Any general operating instructions that scientific training purports to provide turn out to be essentially useless in everyday use when it comes to helping and healing. Because the instruments have to be used in a world in which, confusingly, no two materials or items to be repaired are alike.

Over time, some professionals realize how pointless it is to ask which instrument is the best. Is a screwdriver better than a hammer fi, le, saw, or soldering iron? In craftsmanship as well as in psychotherapy, the answer is: it depends. Real experts gradually move on to using their tools pragmatically, depending on the individual case and circumstances – how it is not the professor, the textbook, and the specialist magazine that teaches them, but the real life. If one instrument proves to be unsuitable, they undogmatically use another one or combine several. The more you use it, the more confident, inventive, and spontaneous you become. Intuition increasingly replaces deduction. This is how psychotherapy works, and never according to scheme F methodology or scheme G theory, and it helps – regardless of whether it is carried out by a professional or an amateur.

Many laypeople find it more challenging to be objective.

The closer laypeople are to the person seeking help, the more likely they are to be biased and biased when they try to assess what is wrong with them and for what reasons. Your judgment could be clouded by sympathies, perhaps even by a genuine interest in declaring a healthy person to be sick or a sick person to be healthy. You turn to a therapist with similar expectations that you have of a judge: you see him as a neutral authority, free of preconceived opinions (which you are sometimes wrong about). Therapists usually lack a motive for not striving for objectivity. Any finding can be equally acceptable to them unless they have too little to do and, therefore, want to retain customers. But some laypeople are also quite capable of viewing an internal emergency objectively and temporarily ignoring attachments.

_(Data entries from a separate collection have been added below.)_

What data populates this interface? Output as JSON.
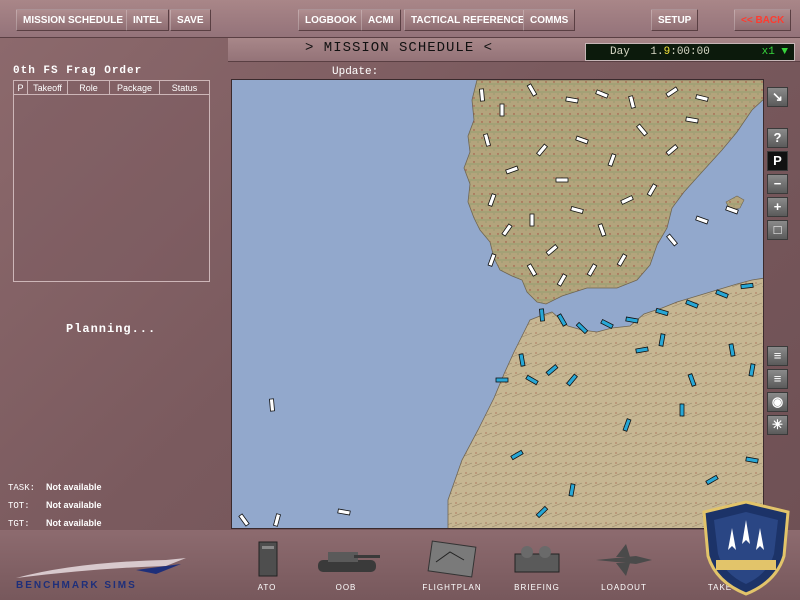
{
  "menu": {
    "mission_schedule": "MISSION SCHEDULE",
    "intel": "INTEL",
    "save": "SAVE",
    "logbook": "LOGBOOK",
    "acmi": "ACMI",
    "tactical_reference": "TACTICAL REFERENCE",
    "comms": "COMMS",
    "setup": "SETUP",
    "back": "<< BACK"
  },
  "header": {
    "title": ">  MISSION SCHEDULE  <",
    "clock_day_label": "Day",
    "clock_day": "1.",
    "clock_hour": "9",
    "clock_rest": ":00:00",
    "clock_speed": "x1 ▼"
  },
  "frag_order": {
    "title": "0th FS Frag Order",
    "columns": [
      "P",
      "Takeoff",
      "Role",
      "Package",
      "Status"
    ]
  },
  "status": {
    "planning": "Planning...",
    "update_label": "Update:"
  },
  "info": [
    {
      "label": "TASK:",
      "value": "Not available"
    },
    {
      "label": "TOT:",
      "value": "Not available"
    },
    {
      "label": "TGT:",
      "value": "Not available"
    }
  ],
  "map": {
    "sea_color": "#92a8cc",
    "land_north_color": "#b4a67e",
    "land_south_color": "#c7b894",
    "friendly_unit_color": "#ffffff",
    "hostile_unit_color": "#27a7d6"
  },
  "toolbar": {
    "help": "?",
    "pause": "P"
  },
  "bottom_nav": [
    {
      "label": "ATO"
    },
    {
      "label": "OOB"
    },
    {
      "label": "FLIGHTPLAN"
    },
    {
      "label": "BRIEFING"
    },
    {
      "label": "LOADOUT"
    },
    {
      "label": "TAKE"
    }
  ],
  "logo": {
    "text": "BENCHMARK SIMS"
  },
  "colors": {
    "background": "#7a5a5e",
    "back_button": "#ff3b2f",
    "clock_highlight": "#f2e23a",
    "clock_speed": "#37d43c"
  }
}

Professionals benefit from a greater wealth of experience.

Professionals spend more time with mentally distressed people. As true as it is banal: the more often and longer you deal with something, the better you generally know about it. Anyone who watches television for hours every day, sits in front of a chimpanzee cage at the zoo, or tends to their stamp collection knows far more about football, monkeys, and postage stamps than someone who only does this occasionally or never – even without a DFB-licensed football teacher, diploma or diploma. To be a zoologist or philatelist. The professional has an advantage over the psychological layperson in that he has to deal with mentally distressed people from morning to evening, not just every hour from time to time. No wonder he can draw on a much greater wealth of experience. And because he is more familiar with psychological limitations, he deals with them more calmly from the start. He is more prepared for surprises, unpredictable conversations, and sudden outbursts of emotion that upset him less, so he appears more confident.

Professionals benefit from the trust of experts.

Those seeking help are more likely to open up to a helper whom they see as an expert, whether rightly or hastily. You know this from parties; you experience it in travel groups: As soon as someone has come out as a psycho professional, those present perform an uninhibited soul striptease: they reveal intimate problems, prick up their ears, and listen, spellbound. The inhibition threshold for exposing oneself in front of experts is considerably lower. When you’re sick, you show your genitals to a gynecologist rather unabashedly – who would do that in front of an acquaintance, a colleague, or a neighbor? A psycho-professional is generally granted deeper insights into one’s own inner self, including events, tendencies, and fantasies that one is usually ashamed of. This gives him an information advantage – one that is, of course, not based on actual science but on a status gap and ingrained role expectations.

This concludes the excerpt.